Members of The Dalles Kiwanis Club today are an integral part of the world-wide forces combined to offset communism and unrest. The campaign of “United in Kiwanis” to assist in the present reconstruction period and frustrate the united forces of communism and disruption, was the hope of Carl Endicott, who retired as president of Kiwanis International at the recent Los Angeles convent, F.L. Phipps, president of the local club, and delegate to the session, reported to the members here at the regular weekly meeting yesterday.

100 Years Ago-1913

Virgil Perrine, the youthful legman who robbed the State Bank of Milwaukie Saturday afternoon and was captured two hours later, when he confessed, is believed to be Adrian Schoonover, who broke out of the city jail here during the May term of court. Schoonover was held for attempting to blow the vault of the Mosier bank. He confessed that he participated in the attempt to rob the banking institution and implicated William Clark and Ed Gagnier, who are now in jail here. Sheriff Chrisman today received a message from the Burns Detective agency of Portland, stating that Perrine, alias Tom Reid, is believed to be the fellow who broke away from the local Bastille. His picture looks like “Schoonover,” Today’s Oregon says.

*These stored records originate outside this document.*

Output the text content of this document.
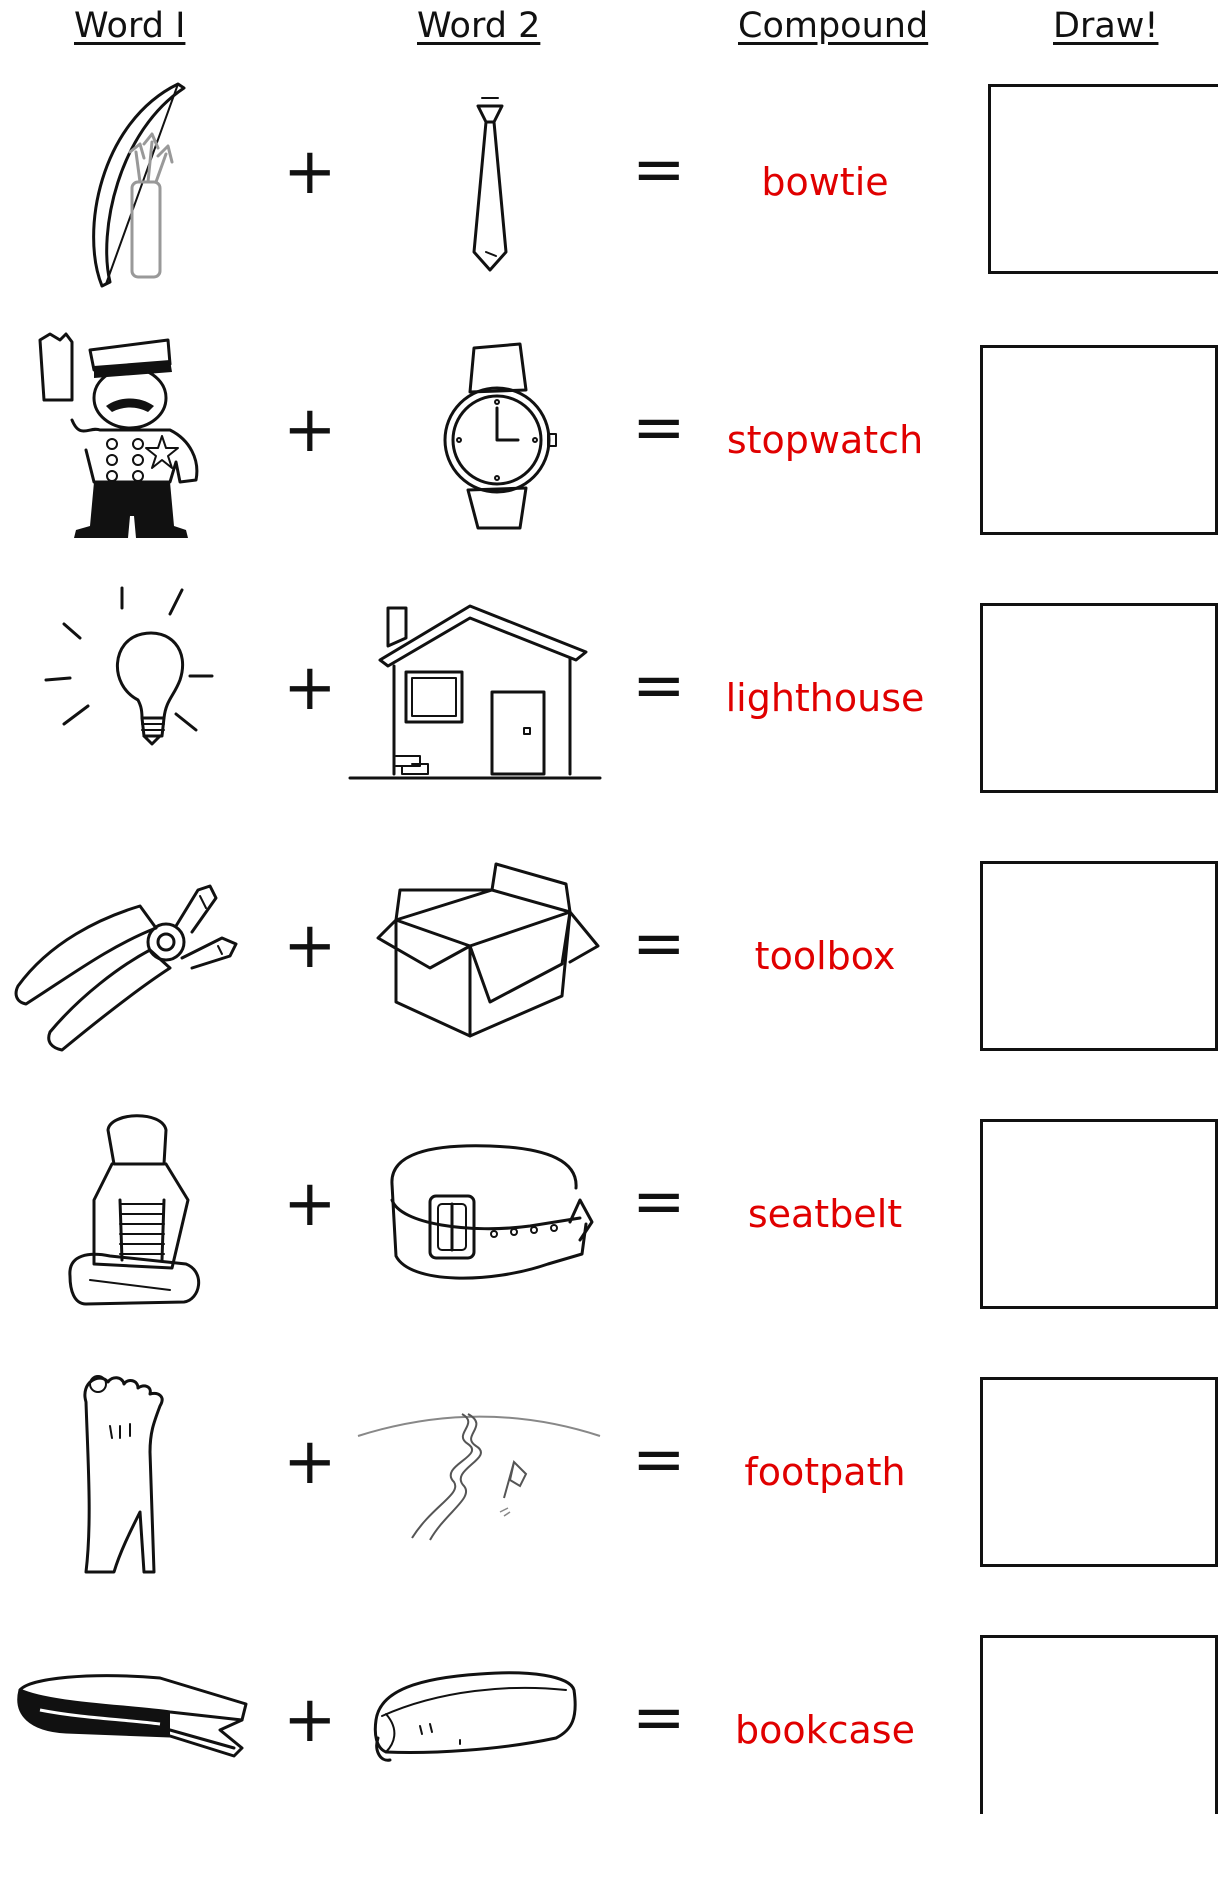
Word I	Word 2	Compound	Draw!
+	=	bowtie
+	=	stopwatch
+	=	lighthouse
+	=	toolbox
+	=	seatbelt
+	=	footpath
+	=	bookcase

Seven applications for the widow’s pensions have been granted by the Wasco County Court under the act of the last state legislature. The law provides that $10 per month shall be given for the first child and $7.50 for each additional child under 16 years of age. When they become 16 they are supposed to become self-supporting and the pensions are annulled. The local court has turned down a few applications because the applicants have incomes amounting to more than $120 per year. The pensions which have been granted to date total $134.16 per month, which amount is expected to grow rapidly. County Judge F.S. Gunning believes the law is a good one. Only the worthy applicants are given aid. The expense is not as great as it appears on the face of it, as some of the people who will benefit under the new law have been receiving donations from the county court under the indigent law.

Looking Back is compiled from the Chronicle archives by staff member CeCe Fix.